Un scientifique américain témoigne
David Edwards, scientifique et écrivain, fondateur de » Le Laboratoire « , partage son temps entre Paris, devenu son lieu de résidence principal, et Harvard, où il occupe un poste d’enseignement et de recherche en développement des idées dans les arts et les sciences.
L’article exemplaire de Johan Delory souligne bien les trois piliers du modèle R & D américain. Le moteur de recherche et développement aux États-Unis dépend effectivement du passage fluide d’idées entre les universités, le secteur privé et le secteur public. Ce phénomène – qu’on appelle translation aux États-Unis – accompagne également la mobilité de créateurs et de ressources, et génère une atmosphère fructueuse où les cultures se mélangent. Ce phénomène est clairement visible dans l’industrie pharmaceutique, où les découvertes scientifiques, souvent financées par le secteur public, sont vite brevetées par les universités.
Les chercheurs, soutenus par des investisseurs privés et encouragés par leurs universités, créent parfois des start-ups. Puisque les chercheurs restent au sein de l’université, leurs étudiants sont embauchés par les start-ups, et celles-ci sont rapidement financées par des contrats avec l’industrie pharmaceutique. La start-up devient un catalyseur d’innovation, tandis que les idées de recherche fondamentale, transposées dans le secteur privé, génèrent des opportunités professionnelles excitantes pour les étudiants ; cela constitue une forme d’apprentissage excellent et impossible à construire dans un contexte purement institutionnel.

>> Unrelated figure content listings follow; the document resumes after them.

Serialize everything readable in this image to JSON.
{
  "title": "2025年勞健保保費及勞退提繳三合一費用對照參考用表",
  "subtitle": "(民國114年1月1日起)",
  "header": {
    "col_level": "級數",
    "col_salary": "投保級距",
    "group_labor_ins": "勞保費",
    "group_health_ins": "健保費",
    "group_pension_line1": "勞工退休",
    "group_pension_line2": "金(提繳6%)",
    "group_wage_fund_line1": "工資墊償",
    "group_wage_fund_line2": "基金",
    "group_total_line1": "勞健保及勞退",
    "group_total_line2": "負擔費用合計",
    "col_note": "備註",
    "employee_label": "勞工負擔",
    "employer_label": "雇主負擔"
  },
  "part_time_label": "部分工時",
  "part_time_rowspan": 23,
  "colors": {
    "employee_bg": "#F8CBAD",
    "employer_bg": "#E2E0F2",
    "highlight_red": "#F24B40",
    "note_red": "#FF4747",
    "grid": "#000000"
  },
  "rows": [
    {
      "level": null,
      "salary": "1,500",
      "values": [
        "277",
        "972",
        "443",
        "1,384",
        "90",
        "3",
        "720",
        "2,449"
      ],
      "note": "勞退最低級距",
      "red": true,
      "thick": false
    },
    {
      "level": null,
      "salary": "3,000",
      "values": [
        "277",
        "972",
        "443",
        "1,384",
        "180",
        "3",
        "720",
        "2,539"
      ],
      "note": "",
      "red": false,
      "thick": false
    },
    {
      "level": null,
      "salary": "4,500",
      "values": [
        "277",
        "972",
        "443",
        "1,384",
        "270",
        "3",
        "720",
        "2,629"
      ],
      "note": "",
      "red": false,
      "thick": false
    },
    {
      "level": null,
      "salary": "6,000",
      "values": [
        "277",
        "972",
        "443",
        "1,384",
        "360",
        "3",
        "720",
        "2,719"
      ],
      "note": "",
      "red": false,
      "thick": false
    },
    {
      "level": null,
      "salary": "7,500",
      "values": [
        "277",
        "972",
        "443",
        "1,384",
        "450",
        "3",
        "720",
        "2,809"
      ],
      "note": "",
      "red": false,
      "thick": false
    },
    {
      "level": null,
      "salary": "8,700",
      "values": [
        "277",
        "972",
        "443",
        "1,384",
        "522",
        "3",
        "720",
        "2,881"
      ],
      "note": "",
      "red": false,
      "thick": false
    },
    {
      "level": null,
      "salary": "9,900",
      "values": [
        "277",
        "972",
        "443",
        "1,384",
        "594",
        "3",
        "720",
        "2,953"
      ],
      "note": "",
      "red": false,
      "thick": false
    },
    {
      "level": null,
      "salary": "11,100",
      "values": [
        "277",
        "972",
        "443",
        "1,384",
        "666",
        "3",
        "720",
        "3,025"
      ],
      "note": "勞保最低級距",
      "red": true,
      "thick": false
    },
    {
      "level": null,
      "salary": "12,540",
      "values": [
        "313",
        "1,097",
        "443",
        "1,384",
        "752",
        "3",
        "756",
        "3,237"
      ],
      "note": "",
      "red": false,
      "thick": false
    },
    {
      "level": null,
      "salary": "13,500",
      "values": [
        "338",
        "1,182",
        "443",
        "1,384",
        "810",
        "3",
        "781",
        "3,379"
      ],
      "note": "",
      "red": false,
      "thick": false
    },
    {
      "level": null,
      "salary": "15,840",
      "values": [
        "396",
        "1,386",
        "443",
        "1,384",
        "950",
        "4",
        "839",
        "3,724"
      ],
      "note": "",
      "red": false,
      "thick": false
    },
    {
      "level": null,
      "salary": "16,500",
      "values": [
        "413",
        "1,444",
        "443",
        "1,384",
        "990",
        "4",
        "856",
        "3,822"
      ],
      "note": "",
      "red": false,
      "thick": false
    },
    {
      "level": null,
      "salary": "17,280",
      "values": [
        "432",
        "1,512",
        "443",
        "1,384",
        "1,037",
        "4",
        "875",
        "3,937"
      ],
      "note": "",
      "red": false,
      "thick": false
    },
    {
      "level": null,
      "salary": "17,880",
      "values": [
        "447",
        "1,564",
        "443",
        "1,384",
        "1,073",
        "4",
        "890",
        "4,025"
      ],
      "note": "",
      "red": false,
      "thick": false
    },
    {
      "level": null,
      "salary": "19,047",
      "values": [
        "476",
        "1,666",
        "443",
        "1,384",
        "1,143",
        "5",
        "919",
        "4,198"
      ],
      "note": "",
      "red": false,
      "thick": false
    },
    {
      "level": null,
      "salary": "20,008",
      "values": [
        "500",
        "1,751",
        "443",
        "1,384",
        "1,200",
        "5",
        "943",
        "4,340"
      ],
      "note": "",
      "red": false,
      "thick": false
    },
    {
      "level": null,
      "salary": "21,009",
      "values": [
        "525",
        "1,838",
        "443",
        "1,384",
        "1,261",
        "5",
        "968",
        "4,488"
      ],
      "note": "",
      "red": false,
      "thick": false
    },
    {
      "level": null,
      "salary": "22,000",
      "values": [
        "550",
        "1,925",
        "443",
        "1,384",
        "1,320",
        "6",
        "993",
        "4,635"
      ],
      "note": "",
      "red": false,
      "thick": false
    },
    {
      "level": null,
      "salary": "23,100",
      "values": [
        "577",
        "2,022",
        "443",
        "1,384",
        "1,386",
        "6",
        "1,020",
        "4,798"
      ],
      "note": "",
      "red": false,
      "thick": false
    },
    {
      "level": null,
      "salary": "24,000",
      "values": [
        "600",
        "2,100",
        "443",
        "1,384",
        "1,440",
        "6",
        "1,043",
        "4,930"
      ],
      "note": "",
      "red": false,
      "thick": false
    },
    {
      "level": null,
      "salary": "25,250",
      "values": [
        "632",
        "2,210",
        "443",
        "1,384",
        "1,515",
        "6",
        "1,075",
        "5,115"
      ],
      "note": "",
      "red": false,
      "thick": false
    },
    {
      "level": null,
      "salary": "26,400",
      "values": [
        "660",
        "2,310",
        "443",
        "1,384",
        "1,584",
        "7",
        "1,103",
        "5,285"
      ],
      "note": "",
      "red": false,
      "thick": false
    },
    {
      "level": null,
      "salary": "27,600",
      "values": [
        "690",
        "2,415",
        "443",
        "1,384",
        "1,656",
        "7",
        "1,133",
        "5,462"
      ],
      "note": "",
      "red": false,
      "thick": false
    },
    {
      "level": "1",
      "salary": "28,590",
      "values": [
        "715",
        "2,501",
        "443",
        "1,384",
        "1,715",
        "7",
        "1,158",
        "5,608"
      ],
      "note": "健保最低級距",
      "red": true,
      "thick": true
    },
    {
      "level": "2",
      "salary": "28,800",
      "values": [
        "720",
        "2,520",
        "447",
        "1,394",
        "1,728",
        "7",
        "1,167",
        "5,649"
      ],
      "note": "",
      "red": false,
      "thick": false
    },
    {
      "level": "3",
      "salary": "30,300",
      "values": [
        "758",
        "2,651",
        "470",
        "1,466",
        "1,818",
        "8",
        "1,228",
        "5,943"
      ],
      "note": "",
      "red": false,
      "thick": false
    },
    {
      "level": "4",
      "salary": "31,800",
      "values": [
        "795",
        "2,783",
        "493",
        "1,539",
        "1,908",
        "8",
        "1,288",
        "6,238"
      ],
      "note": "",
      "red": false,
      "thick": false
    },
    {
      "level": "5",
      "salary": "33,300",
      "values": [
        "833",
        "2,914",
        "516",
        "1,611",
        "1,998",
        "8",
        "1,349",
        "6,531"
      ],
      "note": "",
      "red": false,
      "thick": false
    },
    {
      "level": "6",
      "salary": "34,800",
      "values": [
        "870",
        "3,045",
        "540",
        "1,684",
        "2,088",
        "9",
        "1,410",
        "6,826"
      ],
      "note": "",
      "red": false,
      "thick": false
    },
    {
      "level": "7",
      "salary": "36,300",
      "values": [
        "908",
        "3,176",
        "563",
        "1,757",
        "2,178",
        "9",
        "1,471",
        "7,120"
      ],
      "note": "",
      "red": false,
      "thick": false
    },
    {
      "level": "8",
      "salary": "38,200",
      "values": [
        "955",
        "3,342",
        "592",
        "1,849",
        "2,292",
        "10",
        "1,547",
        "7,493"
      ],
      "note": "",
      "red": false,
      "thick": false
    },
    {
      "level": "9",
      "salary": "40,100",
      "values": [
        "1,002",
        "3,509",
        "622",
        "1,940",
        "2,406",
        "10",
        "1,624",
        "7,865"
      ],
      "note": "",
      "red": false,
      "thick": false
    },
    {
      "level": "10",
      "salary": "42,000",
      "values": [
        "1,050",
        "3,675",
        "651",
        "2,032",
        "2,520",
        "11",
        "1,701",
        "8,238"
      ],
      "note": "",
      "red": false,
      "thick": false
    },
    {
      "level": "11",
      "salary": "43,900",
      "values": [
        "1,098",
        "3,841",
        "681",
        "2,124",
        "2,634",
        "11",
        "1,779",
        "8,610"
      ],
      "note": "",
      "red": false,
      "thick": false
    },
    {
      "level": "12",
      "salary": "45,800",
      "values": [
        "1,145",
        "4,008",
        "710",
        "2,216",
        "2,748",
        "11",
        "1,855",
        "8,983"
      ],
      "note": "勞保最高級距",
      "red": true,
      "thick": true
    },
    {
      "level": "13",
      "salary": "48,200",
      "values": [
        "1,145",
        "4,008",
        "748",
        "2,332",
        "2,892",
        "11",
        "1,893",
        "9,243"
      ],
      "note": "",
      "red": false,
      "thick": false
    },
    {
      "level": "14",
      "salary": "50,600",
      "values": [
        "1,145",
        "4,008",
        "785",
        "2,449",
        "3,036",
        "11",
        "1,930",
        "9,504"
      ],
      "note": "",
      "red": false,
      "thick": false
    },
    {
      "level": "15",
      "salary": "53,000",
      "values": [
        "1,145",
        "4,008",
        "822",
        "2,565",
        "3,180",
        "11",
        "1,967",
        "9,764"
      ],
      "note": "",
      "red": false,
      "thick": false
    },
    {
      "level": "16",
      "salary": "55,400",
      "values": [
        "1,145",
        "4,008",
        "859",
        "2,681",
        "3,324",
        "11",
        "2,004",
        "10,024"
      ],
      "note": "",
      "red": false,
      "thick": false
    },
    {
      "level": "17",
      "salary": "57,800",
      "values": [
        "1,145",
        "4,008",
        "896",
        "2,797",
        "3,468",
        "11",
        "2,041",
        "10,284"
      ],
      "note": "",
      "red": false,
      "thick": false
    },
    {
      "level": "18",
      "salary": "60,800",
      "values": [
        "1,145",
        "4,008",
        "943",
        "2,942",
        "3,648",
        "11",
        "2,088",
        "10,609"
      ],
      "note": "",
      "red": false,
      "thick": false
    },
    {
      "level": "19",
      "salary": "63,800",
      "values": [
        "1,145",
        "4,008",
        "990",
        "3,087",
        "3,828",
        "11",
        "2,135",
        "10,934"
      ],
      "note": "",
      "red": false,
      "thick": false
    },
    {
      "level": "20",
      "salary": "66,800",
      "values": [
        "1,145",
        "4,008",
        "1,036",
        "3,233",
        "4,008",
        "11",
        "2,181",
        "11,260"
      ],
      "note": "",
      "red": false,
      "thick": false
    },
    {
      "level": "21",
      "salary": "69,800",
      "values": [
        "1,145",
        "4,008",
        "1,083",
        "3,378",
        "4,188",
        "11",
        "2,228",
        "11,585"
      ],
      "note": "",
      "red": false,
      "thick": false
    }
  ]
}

Oui, le succès américain de R & D provient en partie d’un financement important, et de la participation active des secteurs privés et publics, mais ce financement existe car les idées peuvent passer facilement d’un secteur à l’autre, chacun avec ses propres valeurs, espoirs et objectifs. Il me semble que ce qui manque le plus souvent en France – et d’ailleurs également dans la majorité des établissements de R & D aux États-Unis (le succès américain étant assez géographiquement localisé) – est cette mobilité d’idées entre les secteurs.
Il faudrait que les universités, les entreprises, les preneurs de risque, les organisations culturelles expérimentales collaborent librement et étroitement, comme c’est le cas aujourd’hui dans les grands pôles américains de R & D, tels que Boston, San Diego, San Francisco et Research Triangle Park. Ces collaborations se créent autour d’idées intéressantes, et non pas l’inverse.
La création d’un environnement dynamique de R & D commence, à mon sens, à petite échelle. Après tout, la créativité est une affaire individuelle. L’on peut rechercher une culture qui puisse la nourrir. L’on peut construire un cadre de laboratoire poussant la créativité vers une valeur que les institutions de toutes sortes peuvent mesurer. Notre expérience à Paris nous apprend que les créateurs afflueront et que la créativité se propagera avec une spontanéité qui ira bien au-delà de notre contrôle.
En effet, le plus grand défi de l’édification d’une culture de recherche et développement ayant du succès n’est pas tant l’élaboration de sa définition, ni l’invitation d’expériences pertinentes (même si les deux requièrent une agitation constante), mais il réside plutôt en la gestion du succès de chaque laboratoire, qui comprend la transposition et l’articulation d’une valeur sociale qui soit mesurable, sans pour autant sacrifier la liberté individuelle du créateur.